デスクトップに内容を表示するなど、前衛的なインタフェースを持つWebブラウザです。
フローティングパレットでコントロールしたり、リンクをフローティングメニューで表示するなど、「ひよこの皮をかぶった狼」のような野心的なソフトウェアです。
デスクトップにWebの内容を表示するブラウザは数あまたありますが、ほとんどのものが「なんちゃってアクティブデスクトップ」を模索するタイプのものでした。Active Desktopとは、Windowsの世界で昔にはやりそうになった、デスクトップに株価やニュースなどを常時表示させておくというものです。

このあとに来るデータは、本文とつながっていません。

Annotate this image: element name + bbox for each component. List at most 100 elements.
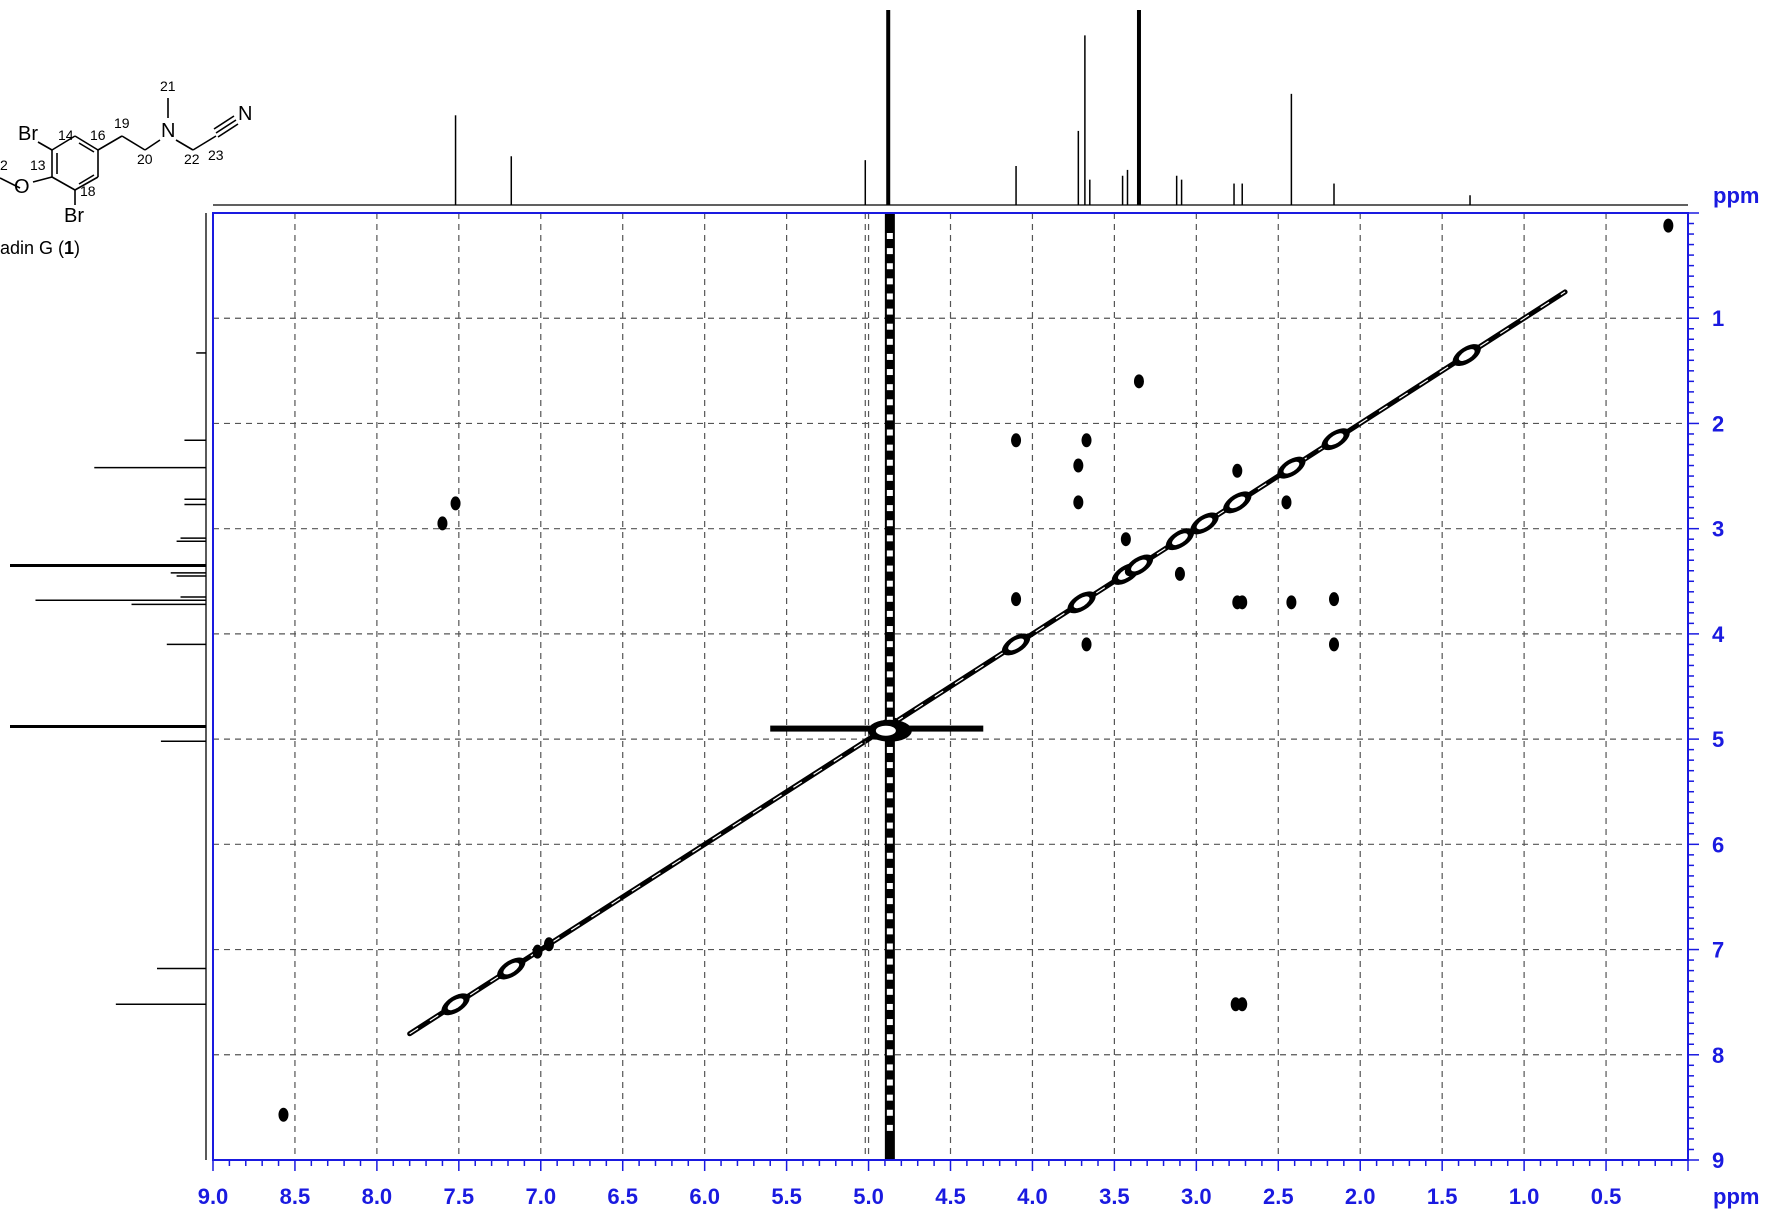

結局、その手のソフトで大々的な成功を収めたものはただの1つもありませんでした。デスクトップにWebを表示させたところで、アプリケーションやFinderのウィンドウで隠れてしまって見えなくなっている場合が多く、またデスクトップは無精者のユーザーが書類を置きまくっていたりで、デスクトップ上の文字を読ませようということ自体に無理があったわけです。 「情報をプッシュする」という概念が、なんとなく押し売りっぽいイメージを伴ったこともマイナスに作用したかもしれません。
そうはいっても、画面を最大限に有効活用できるとか、擬似的なキオスク端末モードにできるとか、テレビにパソコンをつないだ場合にはユーザーにウィンドウを意識させずにいられるといったこともあり、デスクトップWebブラウザの活躍の「場」はある。いつか復活する時が来る……かもしれないと思っていました。
それは、意外なところからやってきました。コンパクトで安価なMac miniの登場です。Mac miniのようなマシンがリビングルームの大型テレビにつながれたような状況ができたときに、その状況に合ったソフトというものが必要になることでしょう。
「リビングルームで、テレビから3メートル離れた場所からコンピュータを使う」といった状況を考えたときに、この「デスクトップWebブラウザ」という概念を、もう一度墓場から呼び戻してみようと考えたのです。幸い、リビングに置いてあるようなパソコンで本気で書類を作ったりWebの素材を作ったりの作業はしないでしょうから、デスクトップはそれほど書類アイコンで「汚染」されていないことも期待できます。
この「ぴよまるデスクトップWebブラウザ」では、デスクトップをワンボタンで表示させたり、表示系と操作系を明確に分離してみたり、リンクをコンテンツと分離して一覧表示させるといったさまざまな実験を行っています。常時利用することを念頭に置いたヘビーデューティなソフトではないものの、かなり野心的な試みを随所に盛り込んであります。
まだ全然荒削りなソフトですが、さまざまな可能性を秘めているのではないか、と思っています。